Arun Agrawal, a lawyer, RTI activist and anti-corruption crusader of repute, has through his several cases against scams proved that there are obscene figures of corruption through leakages/losses to Indian nation. If one Googles his name with “RIL and Mukesh Ambani”, or with “SEBI and U C Sinha”, or with “Cairns Energy and ONGC”, or with “Vodafone, Hutch, Income Tax”, or with “Iron Ore Mining, Profits, Royalty”, or with “SC/HC judges and Bangalore layout”; one would get ocean of information on how pervasive the corruption is in this country.
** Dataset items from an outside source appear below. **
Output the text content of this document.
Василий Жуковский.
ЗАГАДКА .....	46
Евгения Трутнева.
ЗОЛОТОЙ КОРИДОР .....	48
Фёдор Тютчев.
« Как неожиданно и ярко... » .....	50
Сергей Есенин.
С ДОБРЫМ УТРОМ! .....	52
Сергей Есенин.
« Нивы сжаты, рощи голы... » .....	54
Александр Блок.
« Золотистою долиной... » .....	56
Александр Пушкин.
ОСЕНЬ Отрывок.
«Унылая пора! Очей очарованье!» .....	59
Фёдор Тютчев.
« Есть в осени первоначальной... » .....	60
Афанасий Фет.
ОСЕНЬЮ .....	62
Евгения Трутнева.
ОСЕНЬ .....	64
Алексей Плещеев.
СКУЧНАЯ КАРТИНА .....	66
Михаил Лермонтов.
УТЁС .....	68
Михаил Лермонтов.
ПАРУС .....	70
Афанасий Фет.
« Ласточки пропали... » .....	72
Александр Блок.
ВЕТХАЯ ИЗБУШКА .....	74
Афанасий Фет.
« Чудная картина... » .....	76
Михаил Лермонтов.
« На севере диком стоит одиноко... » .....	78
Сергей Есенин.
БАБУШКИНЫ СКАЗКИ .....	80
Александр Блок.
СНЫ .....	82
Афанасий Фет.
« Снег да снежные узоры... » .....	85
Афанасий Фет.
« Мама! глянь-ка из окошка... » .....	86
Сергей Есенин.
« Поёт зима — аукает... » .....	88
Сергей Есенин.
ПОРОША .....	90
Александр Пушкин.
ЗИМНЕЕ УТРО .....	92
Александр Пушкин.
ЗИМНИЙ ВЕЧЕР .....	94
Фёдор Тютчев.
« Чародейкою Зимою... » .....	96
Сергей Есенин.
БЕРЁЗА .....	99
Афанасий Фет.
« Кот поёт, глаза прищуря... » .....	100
In fact, it is so pervasive that many people fail to recognize one when they experience it but money does not change hands; for example when people receive “favours” of significant monetary value by not making full disclosure of facts. I have provided links to his articles on CanaryTrap.In in concerned cases. In his opinion, some of these scams would beat by miles what the losses through “illegal enrichment of RIL” in KG D6 block UPA-Congress, Deora, and Moily have engineered by giving one double increment in gas price years earlier, and another double of “double increment” ordered from 1st April 2014 but has been put on hold by Election Commission on AAP’s application. Of course, the new government formed after the elections can always raise price retrospectively, if it so wishes. May be Agrawal is overwhelmingly right! Or May be he is partially right! Or May be AAP’s contentions are right! That only future will tell. It is uncertain when, because one cannot say when SC would conclude hearing and pronounce judgment. But one can tell with certainty that the day elections results are announced., it would be known if SC’s “incited pronouncements” have helped AAP in its first battle royal of general elections.